Great room, kitchen, dining room all have two speakers each. Each have an individual volume control...

There are also three sets of speakers outside 2 on deck, 2 at basement walkout, 2 outside of garage also with volume controls...

There is no amp. The speaker wire coming out of the wall is the following:

4 sets of very thick blue wire, each of which has four individually colored wires (white,black,blue,red) inside of it. Then, two of the blue wires are tied together with electrical tape and speaker wire with two areas to attach is coming from it. This is done twice for the four total blue wires.

Has anyone seen anything like this before? One AV company that came by told me that they would just hook up all the wires to a "high current" reciever and just turn down the stuff that doesn't work...

Lastly, let's say I just buy a reciever myself... Where would I hook up the speaker wire to? I have four total wires to hook up but where would they go? They obviously don't correspond to a surround setup...

Any ideas? I am a relative newbie at Audio equipment so plz be gentle!
post #2 of 5
I inherited pretty much the same situation several years ago. I guess the previous owner was very clever and had a heck of a video and audio system in the house but he labeled absolutely nothing. He was an electrical engineer and a senior telecommunication manager so it was particularly frustrating he left no diagram, no labels, no nothing. By trial and error I initially worked through the basics (i.e., getting the sat signal mapped to each room, built in surround sound speakers working) but it was time consuming and frustrating. To this day there is some of the wiring I've never figured out but things are working so I stopped worrying about it. I did have a guy come in a couple of weeks ago to help me rerun some of my coax and it turned out he specializes in all sorts of cabling from phone to computer to coax and told me he often gets jobs helping trace lines and figure out complex wiring. Maybe you can find somebody like him.
post #3 of 5
Quote:
Originally Posted by asud View Post

Hi guys, I just bought my first house and it has several in cieling and in wall speakers installed. Here are some basics.

Great room, kitchen, dining room all have two speakers each. Each have an individual volume control...

There are also three sets of speakers outside 2 on deck, 2 at basement walkout, 2 outside of garage also with volume controls...

There is no amp. The speaker wire coming out of the wall is the following:

4 sets of very thick blue wire, each of which has four individually colored wires (white,black,blue,red) inside of it. Then, two of the blue wires are tied together with electrical tape and speaker wire with two areas to attach is coming from it. This is done twice for the four total blue wires.

Has anyone seen anything like this before? One AV company that came by told me that they would just hook up all the wires to a "high current" reciever and just turn down the stuff that doesn't work...

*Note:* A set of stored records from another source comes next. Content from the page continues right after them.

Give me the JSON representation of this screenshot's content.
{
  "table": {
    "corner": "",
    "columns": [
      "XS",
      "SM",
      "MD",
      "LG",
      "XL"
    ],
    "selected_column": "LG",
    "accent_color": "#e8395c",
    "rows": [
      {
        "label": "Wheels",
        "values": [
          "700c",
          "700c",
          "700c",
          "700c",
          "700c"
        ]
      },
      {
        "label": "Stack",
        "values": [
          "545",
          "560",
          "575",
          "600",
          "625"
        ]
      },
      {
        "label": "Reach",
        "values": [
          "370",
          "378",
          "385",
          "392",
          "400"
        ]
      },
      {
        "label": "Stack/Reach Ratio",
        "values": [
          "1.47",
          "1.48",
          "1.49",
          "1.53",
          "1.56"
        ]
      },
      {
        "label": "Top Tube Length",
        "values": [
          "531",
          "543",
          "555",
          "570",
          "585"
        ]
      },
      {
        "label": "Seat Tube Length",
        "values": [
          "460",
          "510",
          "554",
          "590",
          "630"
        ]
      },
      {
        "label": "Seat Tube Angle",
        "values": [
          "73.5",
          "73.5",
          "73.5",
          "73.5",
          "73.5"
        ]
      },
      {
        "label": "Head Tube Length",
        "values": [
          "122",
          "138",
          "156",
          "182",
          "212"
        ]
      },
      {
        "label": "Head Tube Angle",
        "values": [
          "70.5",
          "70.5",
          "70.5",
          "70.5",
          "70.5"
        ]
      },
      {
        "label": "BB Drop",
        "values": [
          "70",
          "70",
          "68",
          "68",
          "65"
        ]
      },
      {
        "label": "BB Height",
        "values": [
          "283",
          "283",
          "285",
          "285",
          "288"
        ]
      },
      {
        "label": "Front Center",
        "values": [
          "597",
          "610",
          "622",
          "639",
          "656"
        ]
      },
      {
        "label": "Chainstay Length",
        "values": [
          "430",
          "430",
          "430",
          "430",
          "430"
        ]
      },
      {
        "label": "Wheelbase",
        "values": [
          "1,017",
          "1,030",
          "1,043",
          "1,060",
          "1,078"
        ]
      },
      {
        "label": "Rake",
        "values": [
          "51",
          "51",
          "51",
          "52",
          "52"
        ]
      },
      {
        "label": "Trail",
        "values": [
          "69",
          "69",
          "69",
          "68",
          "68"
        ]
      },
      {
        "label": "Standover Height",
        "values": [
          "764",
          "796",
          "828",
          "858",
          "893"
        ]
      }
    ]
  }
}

Lastly, let's say I just buy a reciever myself... Where would I hook up the speaker wire to? I have four total wires to hook up but where would they go? They obviously don't correspond to a surround setup...

Any ideas? I am a relative newbie at Audio equipment so plz be gentle!

Sounds like you will either need a good 4 - 8 speaker switch (impedance matching) attached to a receiver or one of those multi-channel house distribution amplifiers. To trace the speakers wires, I would first pull out two of the speakers in one of the rooms to see which wires are being connected to + and - on each speaker. I'd then use an old boom box that has speaker wire terminals in the back to connect to one set of wires at a time to see which speaker produces sound. From there you can figure out and label the wires. It's a little time consuming, but effective.
post #4 of 5
Yep, that's pretty much how I did the audio. Might or should add that I used a meter to check if there was any voltage as I had no idea what the guy had done or what it was hooked too. The wiring was not obviously speaker wire, at least none that I'd used or seen before, and I'd already found out he'd done some less than expected workarounds. Video I did with an old VHS and a small monitor. Since some of the coax ran to and from an attic space my wife and I did the "can you see/hear me now" routine.
post #5 of 5
Quote:
Originally Posted by asud View Post

4 sets of very thick blue wire, each of which has four individually colored wires (white,black,blue,red) inside of it. Then, two of the blue wires are tied together with electrical tape and speaker wire with two areas to attach is coming from it. This is done twice for the four total blue wires.

You'll probably get more info if you post this in the "Home A/V Distribution" forum below, where the subject of "whole house audio" is discussed daily...

Quote:


Has anyone seen anything like this before? One AV company that came by told me that they would just hook up all the wires to a "high current" reciever and just turn down the stuff that doesn't work...

Yeah, that would be a bad AV company, then. Tying two sets together (as they've done) is probably ok, but more than that will be an issue unless there's impedance matching somewhere in the chain. The volume controls may be doing this, but you need to check this at least with an ohmmeter or by pulling a volume control and identifying the make/model.

Quote:


Lastly, let's say I just buy a reciever myself... Where would I hook up the speaker wire to? I have four total wires to hook up but where would they go? They obviously don't correspond to a surround setup...

The four wires from each zone are 2 (+/-) from each speaker. Whole house audio systems are very typically wired with a 4-conductor cable from the central point (where the equipment goes) to a volume control location in a zone, and from there two speaker wires go to the speakers for that zone. Just easier/cleaner to pull one wire across the house instead of two...

If the volume controls have impedance-matching, then yes, you can hook them up to a receiver. Just note that you'll have two volume controls (the receiver plus the one in each room), so set the receiver volume fairly high and use the in-room controls to come down from that.